You’re looking for the names in a hiking guide, not a poetry chapbook.

But I’m editing the whole list: words, words, words.  One craves a little amusement.  Dinky Jumpoff is a start.  Tumbling Rock offers some action.  Swallow Rock suggests a cautionary tale.  Beulah Siding calls to mind a woman one hoped to see when the train pulled in.  In a class by itself is Two Lick Bottom . . .

OK, enough of that.  Back to Flame Azalea, which I think of as Allen’s Trail.

Flame Azalea Trail (TR414)

            The Hiking Guide provides a tantalizing history: “After a timber harvest in the early 1980’s, it [the concentration of wild azaleas] was discovered, developed, and formerly maintained for 20 years by a group of professors and students from Louisburg College in North Carolina.”
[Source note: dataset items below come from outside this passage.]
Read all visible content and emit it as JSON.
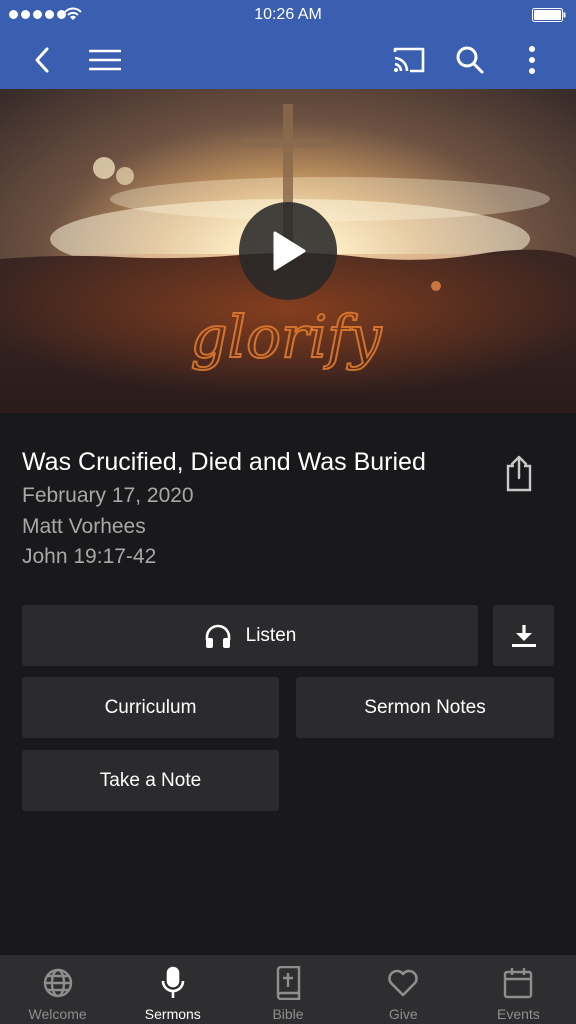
{
  "status_bar": {
    "time": "10:26 AM"
  },
  "hero": {
    "overlay_text": "glorify"
  },
  "sermon": {
    "title": "Was Crucified, Died and Was Buried",
    "date": "February 17, 2020",
    "speaker": "Matt Vorhees",
    "scripture": "John 19:17-42"
  },
  "actions": {
    "listen_label": "Listen",
    "curriculum_label": "Curriculum",
    "sermon_notes_label": "Sermon Notes",
    "take_note_label": "Take a Note"
  },
  "tabs": [
    {
      "label": "Welcome",
      "icon": "globe-icon",
      "active": false
    },
    {
      "label": "Sermons",
      "icon": "microphone-icon",
      "active": true
    },
    {
      "label": "Bible",
      "icon": "bible-icon",
      "active": false
    },
    {
      "label": "Give",
      "icon": "heart-icon",
      "active": false
    },
    {
      "label": "Events",
      "icon": "calendar-icon",
      "active": false
    }
  ],
  "colors": {
    "header": "#3a5fb0",
    "background": "#19191b",
    "button": "#2b2b2d",
    "tabbar": "#2e2e30",
    "meta_text": "#a8a8a8",
    "hero_script": "#e07a2e"
  }
}
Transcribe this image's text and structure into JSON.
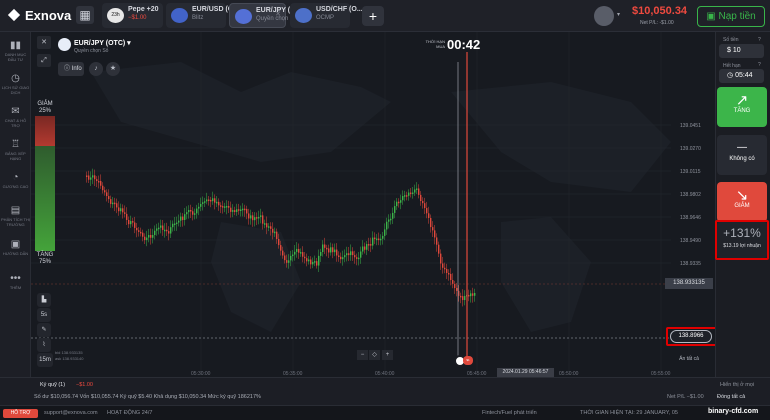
{
  "header": {
    "brand": "Exnova",
    "tabs": [
      {
        "title": "Pepe +20",
        "sub": "−$1.00"
      },
      {
        "title": "EUR/USD (O...",
        "sub": "Blitz"
      },
      {
        "title": "EUR/JPY (O...",
        "sub": "Quyền chọn Số"
      },
      {
        "title": "USD/CHF (O...",
        "sub": "OCMP"
      }
    ],
    "tab_badge": "23h",
    "balance": "$10,050.34",
    "net_pl": "Net P/L: -$1.00",
    "deposit_label": "Nạp tiền"
  },
  "sidebar": {
    "items": [
      {
        "label": "DANH MỤC ĐẦU TƯ",
        "icon": "▮▮"
      },
      {
        "label": "LỊCH SỬ GIAO DỊCH",
        "icon": "◷"
      },
      {
        "label": "CHAT & HỖ TRỢ",
        "icon": "✉"
      },
      {
        "label": "BẢNG XẾP HẠNG",
        "icon": "♖"
      },
      {
        "label": "GƯƠNG CAO",
        "icon": "◔"
      },
      {
        "label": "PHÂN TÍCH THỊ TRƯỜNG",
        "icon": "▤"
      },
      {
        "label": "HƯỚNG DẪN",
        "icon": "▣"
      },
      {
        "label": "THÊM",
        "icon": "•••"
      }
    ]
  },
  "asset": {
    "name": "EUR/JPY (OTC)",
    "type": "Quyền chọn Số",
    "info_label": "Info"
  },
  "timer": {
    "label": "THỜI HẠN MUA",
    "value": "00:42"
  },
  "signals": {
    "down_label": "GIẢM",
    "down_pct": "25%",
    "up_label": "TĂNG",
    "up_pct": "75%"
  },
  "tools": {
    "timeframe_5s": "5s",
    "timeframe_15m": "15m",
    "price_labels": [
      "bid 138.933135",
      "ask 138.933140"
    ]
  },
  "chart_data": {
    "type": "candlestick",
    "y_axis_ticks": [
      "139.0451",
      "139.0270",
      "139.0115",
      "138.9802",
      "138.9646",
      "138.9490",
      "138.9335"
    ],
    "x_axis_ticks": [
      "05:30:00",
      "05:35:00",
      "05:40:00",
      "05:45:00",
      "05:50:00",
      "05:55:00"
    ],
    "current_price": "138.933135",
    "strike_price": "138.8966",
    "expiry_time": "2024.01.29 05:46:57",
    "colors": {
      "up": "#3cb54a",
      "down": "#e0493c"
    }
  },
  "right_panel": {
    "amount_label": "Số tiền",
    "amount_value": "10",
    "expiry_label": "Hết hạn",
    "expiry_value": "05:44",
    "up_label": "TĂNG",
    "none_label": "Không có",
    "down_label": "GIẢM",
    "payout_pct": "+131%",
    "payout_profit": "$13.19 lợi nhuận",
    "close_all": "Ẩn tất cả"
  },
  "bottom": {
    "deposit_label": "Ký quỹ (1)",
    "deposit_value": "−$1.00",
    "close_all": "Đóng tất cả",
    "balance_line": "Số dư $10,056.74  Vốn $10,055.74  Ký quỹ $5.40  Khả dụng $10,050.34  Mức ký quỹ 186217%",
    "net_pl": "Net P/L −$1.00",
    "show_label": "Hiển thị ở mọi"
  },
  "statusbar": {
    "support_btn": "HỖ TRỢ",
    "email": "support@exnova.com",
    "hours": "HOẠT ĐỘNG 24/7",
    "provider": "Fintech/Fuel phát triển",
    "server_time": "THỜI GIAN HIỆN TẠI: 29 JANUARY, 05",
    "watermark": "binary-cfd.com"
  }
}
We know that Allen de Hart, the late author of Hiking Guide editions #5 through #8, was a long-time (five decades) professor at Louisburg College who took groups of students to West Virginia on their spring break.  Presumably, they would go out on trails with mileage tracking wheels—this was before GPS apps and software that would do it for you—to check descriptions for the Guide.  We also know that he was a botanist who established a 91-acre garden near his home and donated it to the college.  It has 620 azaleas.  So we can imagine his joy discovering this patch of “orange, yellow, and red hues of the wild Rhododendron calendulaceum.”

But how did he get there?  That chunk of National Forest in Pocahontas County between WV 92 and the Virginia border is practically trailless for forty-five miles.

It wasn’t always so.  In his introduction to the Bird Run area (p. 254 in the 8th ed.), he mentioned two former trails: Bird Run Trail (TR486) climbed four miles from the Bird Run Campground to Paddy Knob (el. 4477ft.), site of a former fire lookout tower; and Sugar Camp Trail (TR406) once made a parallel climb toward the Virginia line.  Those trails had been dropped from the Forest Service system by the time Allen co-authored the Guide’s fifth edition, in 1988.  But he had been coming to West Virginia for some time.  The Appalachian Mountain Club had already published his Hiking the Mountain State: The Trails of West Virginia.

Allen and his students might have camped at Bird Run, which was on WV 84 east of Frost.  Before it was a Forest Service campground, it was the Civilian Conservation Corps’ Camp Copperhead.  Now it’s just a gated clearing in the woods, and the Flame Azalea Trail, like the other two, has been dropped from the Forest Service network.

However, the azaleas are still there, and relatively easy to find.  From Frost, at the junction of WV 84 and WV 92, take 92 north 1.6 miles to Forest Road 1012.  It’s on the east side, just past Twin Hill Farm on the west.  There is a gate (with a well-worn ATV bypass) and space to park.  You must walk up this grassy road—a “linear wildlife opening”—for a mile to reach the trail.

When I was there, the wooden trail signs were down and rotting.  For the time being they’re propped against trees.  In any event, you should be able to recognize the opening on the left to a tangle of old logging roads.  Entering the woods, take the blue-blazed right-hand fork, and after a short descent you’ll see the azaleas.  It’s as if all the rhodies on the mountain had been drawn into one big clump.  I look forward to seeing them in bloom.

The trail loop is only three-tenths of a mile; the mile each way on the forest road provides the exercise.

Hikers, botanists, and others come looking for it, as I know from talking to local residents.  The visitors bring maps and numbers; the residents straighten us out.  According to the 7th and 8th editions of the Guide, the Flame Azalea Trail (misnumbered as TR410) was off a forest road (misnumbered as FR441) which was part of the former Sugar Camp Trail (last shown on the 1970 Monongahela National Forest map).  The most recent map, from 2007, shows two forest roads north of Frost, 1012 and 1013.  1013 is shown just south of Sugar Camp Run; even closer to the run, along the south bank, is a dotted line.  Visitors assume it represents the former Sugar Camp Trail.  That’s how we happen to meet the owner of the property, who assures us there is no forest road or trail here, it’s just her driveway.  One of her guests, who says “I’ve lived here all my life,” then directs us to the forest road well north of Sugar Camp Run; he also informs us that the trail signs are down.  I wonder if he takes advantage of the ATV bypass around the gate.

Some think that trails dropped from the Forest Service system should be dropped from the Guide.  This editor may cut some of Allen’s many references to former trails, when they don’t lead to anything a hiker would otherwise miss.  As I understand him, though, Allen encouraged us to roam as freely as we dared.  We aren’t restricted to numbered paths.  History, botany, and zoology not only inform us, they can lure us to go further.

Drudging over maps and numbers and directions and lists, I come upon sentences like this, describing the Flame Azalea Trail: “The loop trail follows old logging roads in a cove favored by afternoon sunshine.”  That’s Allen.